Carabetta Sonia, Di Sanzo Rosa, Andronaco Pietro, Canino Francesco, Branyik Tomas, Salafia Fabio, Fuda Salvatore, Muscolo Adele, Russo Mariateresa
Food Chemistry, Safety and Sensoromic Laboratory (FoCuSS Lab), Department of Agriculture, Mediterranean University of Reggio Calabria, Via dell'Università, 25, 89124 Reggio Calabria, Italy.
Laboratory of Pedology and Soil Ecology, Department of Agriculture, Mediterranean University of Reggio Calabria, Via dell'Università, 25, 89124 Reggio Calabria, Italy.
Foods. 2024 Apr 10;13(8):1149. doi: 10.3390/foods13081149.
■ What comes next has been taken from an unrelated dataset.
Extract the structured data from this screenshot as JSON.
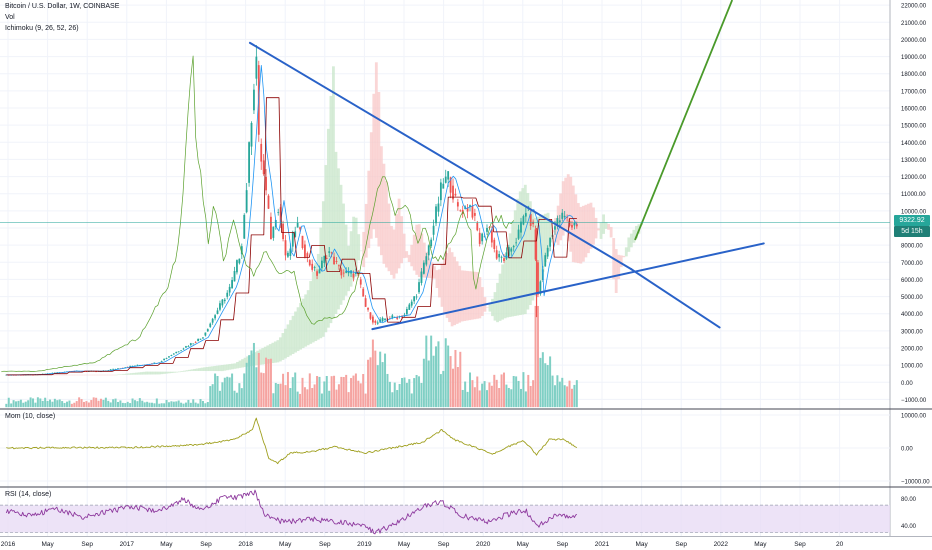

In this study, a UHPLC-PDA method for the simultaneous identification of polyphenols and bitter acids (alpha, beta, and isoalpha) in beer was developed. The resulting chemical profiles were leveraged to distinguish the characteristics of four (IPA, Lager, Blanche, ALE) bergamot-flavored beers, produced on a pilot-scale plant. In a streamlined 29 min analysis, thirty polyphenols and fourteen bitter acids were successfully identified under optimized separation conditions. Validation, encompassing parameters such as LOD (from 0.028 ppm for isorhamnetin to 0.106 for narirutin), LOQ (from 0.077 ppm for naringenin to 0.355 for narirutin), R (always more than 0.9992), repeatability (from 0.67% for tangeretin to 6.38% for myricetin), and reproducibility (from 0.99% for sinensetin to 6% for naringin), was conducted for polyphenol quantification using constructed calibration curves with seven levels. Exploring polyphenolic components as potential discriminators among different beer styles, a total of thirty-two polyphenolic compounds were identified and quantified, including characteristic bergamot peel polyphenols like neoeriocitrin (from 7.85 ppm for CBS2 to 11.95 ppm in CBS1); naringin (from 4.56 ppm for CBS4 to 10.96 in CBS1), and neohesperidin (from 5.93 in CBS3 to 15.95 for CBS2). The multivariate analysis provided additional insights into variations among specific beer styles, revealing discrepancies in the presence or relative concentrations of specific compounds linked to brewing ingredients and processes. This research enhances the fingerprinting of the chemistry governing beer quality through a straightforward and cost-effective analytical approach.
在本研究中,开发了一种超高效液相色谱 - 光电二极管阵列(UHPLC - PDA)法,用于同时鉴定啤酒中的多酚和苦味酸(α、β和异α)。利用所得化学图谱来区分在中试规模工厂生产的四种(印度淡色艾尔啤酒、拉格啤酒、白啤酒、爱尔啤酒)佛手柑风味啤酒的特征。在简化的29分钟分析中,在优化的分离条件下成功鉴定出30种多酚和14种苦味酸。进行了验证,包括检测限(异鼠李素为0.028 ppm至柚皮芸香苷为0.106 ppm)、定量限(柚皮素为0.077 ppm至柚皮芸香苷为0.355 ppm)、R(始终大于0.9992)、重复性(橘红素为0.67%至杨梅素为6.38%)以及重现性(川陈皮素为0.99%至柚皮苷为6%),使用具有七个水平的构建校准曲线对多酚进行定量。探索多酚成分作为不同啤酒风格之间的潜在鉴别指标,共鉴定并定量了32种多酚化合物,包括特征性佛手柑皮多酚,如新橙皮苷(CBS2中为7.85 ppm至CBS1中为11.95 ppm);柚皮苷(CBS4中为4.56 ppm至CBS1中为10.96 ppm),以及新橙皮苷(CBS3中为5.93至CBS2中为15.95)。多变量分析为特定啤酒风格之间的差异提供了更多见解,揭示了与酿造原料和工艺相关的特定化合物的存在或相对浓度的差异。本研究通过一种直接且经济高效的分析方法,增强了对控制啤酒质量的化学特征的指纹识别。